В углу, возле печи, на гвозде висела плеть.
Порой пронзительный плач ребёнка, находившегося где-то в доме, врывался в шум харчевни. Это кричал маленький сын хозяйки, родившийся в одну из предыдущих зим, «неизвестно почему, – говорила она, – вероятно, из-за холода». Ему шёл четвёртый год. Мать хотя и выкормила его, но не любила. Когда отчаянные вопли малыша становились слишком докучными, Тенардье говорил жене: «Слышишь, как твой сын развизжался. Пойди-ка погляди, чего ему там надо». – «А ну его! Надоел он мне!» – отвечала мать. И покинутый ребёнок продолжал кричать в потемках.
Глава 2
Два законченных портрета
До сей поры в этой книге чета Тенардье была обрисована лишь в профиль; пришло время рассмотреть их со всех сторон и под всеми их личинами.
Самому Тенардье только что перевалило за пятьдесят. Г-жа Тенардье приближалась к сорока годам, что для женщины равно пятидесяти; таким образом, между мужем и женой было полное соответствие возраста.
Быть может, читатель со времени своего первого знакомства с нею сохранил ещё некоторое воспоминание об этой высокой, белокурой, румяной, жирной, мясистой, широкоплечей, огромной и подвижной супруге Тенардье. Она происходила, как мы уже говорили, из породы тех дикарок-великанш, что ломаются в ярмарочных балаганах, привязав булыжники к волосам. Она одна делала всё по дому: стлала постели, убирала комнаты, мыла посуду, стряпала – одним словом, была и грозой, и ясным днем, и домовым этого трактира. Её единственной служанкой была Козетта, мышонок в услужении у слона. Всё дрожало при звуке голоса Тенардье: стекла, мебель, люди. Её широкое лицо, усеянное веснушками, напоминало шумовку. У неё росла борода. Это был настоящий крючник, переодетый в женское платье. Она мастерски умела ругаться и хвалилась тем, что ударом кулака разбивает орех. Если бы не романы, которые она читала и которые порой самым странным образом пробуждали в кабатчице жеманницу, то никому никогда не пришло бы в голову назвать её женщиной. Эта Тенардье являлась как бы сочетанием рыночной торговки с мечтательной девицей. Услышав, как она разговаривает, вы бы сказали: «Это жандарм»; заметив, как она пьянствует, вы бы сказали: «Это извозчик»; увидев, как она обращается с Козеттой, вы бы сказали: «Это палач». Когда она молчала, изо рта у нее торчал зуб.

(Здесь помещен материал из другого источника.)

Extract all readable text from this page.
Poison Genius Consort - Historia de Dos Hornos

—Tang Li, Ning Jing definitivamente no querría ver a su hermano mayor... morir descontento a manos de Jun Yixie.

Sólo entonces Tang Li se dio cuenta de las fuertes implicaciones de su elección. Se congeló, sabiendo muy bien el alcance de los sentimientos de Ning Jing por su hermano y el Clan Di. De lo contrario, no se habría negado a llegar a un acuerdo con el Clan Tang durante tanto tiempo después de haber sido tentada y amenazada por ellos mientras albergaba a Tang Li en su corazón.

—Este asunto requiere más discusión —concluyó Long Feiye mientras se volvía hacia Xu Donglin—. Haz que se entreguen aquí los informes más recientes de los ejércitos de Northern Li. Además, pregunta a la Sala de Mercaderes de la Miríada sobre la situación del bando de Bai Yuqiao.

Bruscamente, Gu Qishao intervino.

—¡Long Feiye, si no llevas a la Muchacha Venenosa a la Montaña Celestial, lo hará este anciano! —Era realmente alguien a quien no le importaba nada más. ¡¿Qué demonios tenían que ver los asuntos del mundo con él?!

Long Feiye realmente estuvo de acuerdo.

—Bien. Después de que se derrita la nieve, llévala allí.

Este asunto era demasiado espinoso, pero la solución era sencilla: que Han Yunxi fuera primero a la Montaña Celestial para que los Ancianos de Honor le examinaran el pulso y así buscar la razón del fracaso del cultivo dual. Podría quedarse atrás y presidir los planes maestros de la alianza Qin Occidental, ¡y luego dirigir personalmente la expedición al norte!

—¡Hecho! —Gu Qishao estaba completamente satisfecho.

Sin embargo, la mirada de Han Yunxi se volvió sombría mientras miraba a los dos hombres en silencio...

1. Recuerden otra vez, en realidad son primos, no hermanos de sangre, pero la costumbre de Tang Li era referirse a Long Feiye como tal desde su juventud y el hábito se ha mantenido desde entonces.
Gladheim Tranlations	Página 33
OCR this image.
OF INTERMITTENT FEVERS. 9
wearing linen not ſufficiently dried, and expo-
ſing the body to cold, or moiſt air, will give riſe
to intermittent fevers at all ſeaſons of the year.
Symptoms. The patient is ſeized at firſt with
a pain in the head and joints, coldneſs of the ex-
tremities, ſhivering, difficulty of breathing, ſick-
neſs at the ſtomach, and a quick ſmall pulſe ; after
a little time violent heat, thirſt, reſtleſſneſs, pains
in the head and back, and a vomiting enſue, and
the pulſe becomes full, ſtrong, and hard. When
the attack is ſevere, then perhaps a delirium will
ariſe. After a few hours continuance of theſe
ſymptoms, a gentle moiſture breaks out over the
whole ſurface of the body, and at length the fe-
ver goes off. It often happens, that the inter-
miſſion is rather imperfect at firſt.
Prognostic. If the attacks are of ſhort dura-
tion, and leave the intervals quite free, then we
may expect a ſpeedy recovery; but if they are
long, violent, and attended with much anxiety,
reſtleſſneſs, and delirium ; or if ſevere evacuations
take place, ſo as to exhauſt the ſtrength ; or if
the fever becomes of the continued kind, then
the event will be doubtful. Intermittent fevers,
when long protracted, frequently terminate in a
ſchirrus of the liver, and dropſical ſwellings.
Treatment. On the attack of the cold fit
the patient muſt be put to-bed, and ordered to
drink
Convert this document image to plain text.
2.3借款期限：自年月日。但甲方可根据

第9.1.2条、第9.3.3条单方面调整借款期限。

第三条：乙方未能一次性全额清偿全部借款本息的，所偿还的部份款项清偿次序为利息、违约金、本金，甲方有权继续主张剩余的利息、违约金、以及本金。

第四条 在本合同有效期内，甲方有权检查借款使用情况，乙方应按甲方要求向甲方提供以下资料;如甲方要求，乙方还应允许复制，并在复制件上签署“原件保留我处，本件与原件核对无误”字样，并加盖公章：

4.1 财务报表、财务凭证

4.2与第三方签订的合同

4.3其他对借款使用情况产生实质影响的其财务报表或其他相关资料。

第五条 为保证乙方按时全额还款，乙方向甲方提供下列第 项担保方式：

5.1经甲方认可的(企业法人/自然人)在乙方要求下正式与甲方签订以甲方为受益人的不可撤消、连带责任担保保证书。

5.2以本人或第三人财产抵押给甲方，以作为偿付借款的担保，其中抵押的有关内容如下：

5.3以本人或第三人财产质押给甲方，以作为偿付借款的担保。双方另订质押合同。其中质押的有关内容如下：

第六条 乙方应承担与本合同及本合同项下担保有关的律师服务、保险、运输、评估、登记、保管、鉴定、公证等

Сам Тенардье был худой, бледный, костлявый, тощий и тщедушный человечек, казавшийся болезненным, хотя обладал отменным здоровьем, – с этого начиналось присущее ему плутовство. Обычно он из предосторожности улыбался и был вежлив почти со всеми, даже с нищими, которым отказывал в милостыне. У него был взгляд хорька и вид литератора. Он очень был похож на портреты аббата Делиля. Он рисовался тем, что пил вместе с возчиками. Никому никогда не удавалось напоить его пьяным. Он не выпускал изо рта большую трубку, носил блузу, а под блузой – старый чёрный сюртук. Он старался произвести впечатление человека начитанного и материалиста. Чтобы придать вес своим словам, он часто упоминал имена Вольтера, Реналя, Парни и даже, как это ни странно, святого Августина. Он утверждал, что у него есть своя «система». Сверх того он был отъявленный мошенник. Мошенник-философ. Подобного рода разновидность существует. Читатель помнит, что он выдавал себя за солдата. Несколько приукрашивая, он рассказывал, что в бытность свою сержантом не то 6-го, не то 9-го легиона он один, против эскадрона гусар смерти, прикрыл своим телом от картечи «опасно раненного генерала» и спас ему жизнь. Этот случай послужил ему поводом украсить стену дома блистательной вывеской, а окрестному люду – прозвать его харчевню «кабачком сержанта при Ватерлоо». Он был либерал, классик и бонапартист. Он внёс своё имя в список жертвователей на «Убежище». В деревне толковали, что он когда-то готовился в священники.
Мы же полагаем, что готовился он всего-навсего в трактирщики. Этот негодяй смешанной масти был, по всей вероятности, во Фландрии каким-нибудь фламандцем из Лилля, в Париже – французом, в Брюсселе – бельгийцем и чувствовал себя в своей тарелке как по эту, так и по ту сторону границы. Его подвиг при Ватерлоо известен. Как видит читатель, он его слегка приукрасил. Смена удач и неудач, хитрые уловки, рискованные предприятия составляли содержание его жизни; нечистая совесть влечёт за собой неупорядоченное существование. Не лишено вероятности, что в бурное время 18 июня 1815 года Тенардье принадлежал к той разновидности маркитантов-мародеров, о которых мы упоминали выше и которые, разъезжая повсюду, продавали одним, грабили других и, руководимые чутьем, следовали обычно всей семьей – муж, жена и дети – в какой-нибудь хромоногой тележке за движущимися впереди частями армии-победительницы. Завершив кампанию, заработав, как он выражался, «малость деньжат», он поселился в Монфермейле, где и открыл харчевню.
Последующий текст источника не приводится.